I suspect that there are very many children who are struggling in Uganda’s traditional school system, without access to meaningful education and other opportunities that maximise their intellectual and creative potential.

Here in North America, between five and 10 per cent of children are categorised as “gifted.” Whereas there is no consensus on the definition of giftedness, it is generally agreed that one’s intelligent quotient (IQ) or one’s performance on standard school examinations is not a sufficient measure. An individual’s intellectual ability, level of task commitment (perseverance, hard work, intrinsic motivation, and self-efficacy) and creativity are important considerations.

One wonders how many of our peers were forced off the academic wagon in spite of their outstanding talents, creative and leadership capabilities, and commitment to endeavours that did not necessarily fit the mainstream. They became gifted underachievers, even failures, not because of their intrinsic weaknesses, but because society was ill prepared for them. Many were subjected to an unchallenging curriculum, resulting in boredom and drifting from traditional restrictive paths.

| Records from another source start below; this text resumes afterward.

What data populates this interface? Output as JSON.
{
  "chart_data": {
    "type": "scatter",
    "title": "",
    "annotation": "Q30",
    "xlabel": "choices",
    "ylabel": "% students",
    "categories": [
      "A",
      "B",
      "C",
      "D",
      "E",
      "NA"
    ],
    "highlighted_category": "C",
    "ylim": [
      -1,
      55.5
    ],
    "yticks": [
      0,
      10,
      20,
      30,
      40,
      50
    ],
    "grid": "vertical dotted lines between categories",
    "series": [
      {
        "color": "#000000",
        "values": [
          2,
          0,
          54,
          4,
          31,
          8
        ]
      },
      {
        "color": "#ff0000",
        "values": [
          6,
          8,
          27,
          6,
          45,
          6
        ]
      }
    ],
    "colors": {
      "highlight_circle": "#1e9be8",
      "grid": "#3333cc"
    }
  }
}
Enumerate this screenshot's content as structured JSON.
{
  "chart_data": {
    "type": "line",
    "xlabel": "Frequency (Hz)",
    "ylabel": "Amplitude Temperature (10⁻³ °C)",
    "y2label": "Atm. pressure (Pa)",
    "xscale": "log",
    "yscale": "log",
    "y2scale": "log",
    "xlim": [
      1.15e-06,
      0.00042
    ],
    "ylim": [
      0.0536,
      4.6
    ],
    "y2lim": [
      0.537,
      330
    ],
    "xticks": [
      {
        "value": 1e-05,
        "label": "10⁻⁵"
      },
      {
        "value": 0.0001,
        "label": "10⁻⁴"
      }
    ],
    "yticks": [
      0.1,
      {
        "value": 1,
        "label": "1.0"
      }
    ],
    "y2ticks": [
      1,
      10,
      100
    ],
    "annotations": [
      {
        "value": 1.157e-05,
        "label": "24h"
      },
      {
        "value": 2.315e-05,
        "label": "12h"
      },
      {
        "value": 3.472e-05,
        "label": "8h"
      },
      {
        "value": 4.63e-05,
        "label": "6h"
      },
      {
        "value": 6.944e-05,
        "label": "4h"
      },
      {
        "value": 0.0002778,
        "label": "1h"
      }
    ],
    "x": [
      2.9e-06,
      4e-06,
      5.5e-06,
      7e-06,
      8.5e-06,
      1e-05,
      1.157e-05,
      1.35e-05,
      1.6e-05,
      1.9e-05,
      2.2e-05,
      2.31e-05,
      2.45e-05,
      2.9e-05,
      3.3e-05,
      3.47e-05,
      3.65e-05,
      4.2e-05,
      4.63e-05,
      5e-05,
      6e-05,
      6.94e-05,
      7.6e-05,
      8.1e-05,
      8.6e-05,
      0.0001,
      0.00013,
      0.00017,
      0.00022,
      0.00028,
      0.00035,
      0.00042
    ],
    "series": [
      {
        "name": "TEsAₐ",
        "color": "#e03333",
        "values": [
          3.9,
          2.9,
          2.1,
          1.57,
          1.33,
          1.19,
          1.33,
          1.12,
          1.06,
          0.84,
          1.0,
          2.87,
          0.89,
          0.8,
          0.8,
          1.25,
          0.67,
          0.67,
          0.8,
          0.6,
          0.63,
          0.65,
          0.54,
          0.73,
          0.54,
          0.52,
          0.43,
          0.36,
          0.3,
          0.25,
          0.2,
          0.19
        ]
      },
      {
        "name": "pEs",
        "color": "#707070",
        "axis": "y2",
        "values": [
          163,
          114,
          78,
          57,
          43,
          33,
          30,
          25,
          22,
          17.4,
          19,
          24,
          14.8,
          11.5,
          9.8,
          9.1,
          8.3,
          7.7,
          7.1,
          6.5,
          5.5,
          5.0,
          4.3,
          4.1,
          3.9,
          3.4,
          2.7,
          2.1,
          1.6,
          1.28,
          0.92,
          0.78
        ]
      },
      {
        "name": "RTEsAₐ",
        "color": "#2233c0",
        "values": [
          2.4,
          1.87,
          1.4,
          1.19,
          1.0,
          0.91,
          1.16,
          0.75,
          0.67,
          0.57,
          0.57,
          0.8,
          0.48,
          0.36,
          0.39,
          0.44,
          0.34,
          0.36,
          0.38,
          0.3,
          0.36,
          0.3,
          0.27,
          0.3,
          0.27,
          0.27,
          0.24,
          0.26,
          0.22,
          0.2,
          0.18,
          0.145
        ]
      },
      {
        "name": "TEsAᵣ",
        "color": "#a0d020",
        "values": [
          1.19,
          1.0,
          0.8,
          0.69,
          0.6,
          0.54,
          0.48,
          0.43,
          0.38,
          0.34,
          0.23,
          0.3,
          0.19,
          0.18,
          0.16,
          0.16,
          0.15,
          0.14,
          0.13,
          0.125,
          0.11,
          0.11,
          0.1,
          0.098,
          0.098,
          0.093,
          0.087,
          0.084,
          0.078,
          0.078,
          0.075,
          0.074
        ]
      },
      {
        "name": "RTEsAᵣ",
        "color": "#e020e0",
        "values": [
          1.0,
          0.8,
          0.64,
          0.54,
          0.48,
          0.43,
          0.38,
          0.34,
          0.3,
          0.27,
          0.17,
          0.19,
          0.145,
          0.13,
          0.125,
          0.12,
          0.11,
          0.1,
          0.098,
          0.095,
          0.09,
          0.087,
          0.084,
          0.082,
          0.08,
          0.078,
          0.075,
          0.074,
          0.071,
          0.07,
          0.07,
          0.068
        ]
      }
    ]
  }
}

We now know that when such children are offered an appropriate and stimulating academic environment, they perform better than their peers. Equally important is the need to recognise those who are gifted, but underachieve because they are burdened with clinical anxiety, depression, poor self-regulation, attention deficit hyperactivity disorder, specific learning disabilities and other mental health challenges.
Parents and teachers are uniquely placed to recognise these gifted children and to offer them education opportunities that focus on their strengths and interests, utilizing the vast knowledge and experience that have come to light since the days of Rwangakubohwa, Busingye and Gahwera.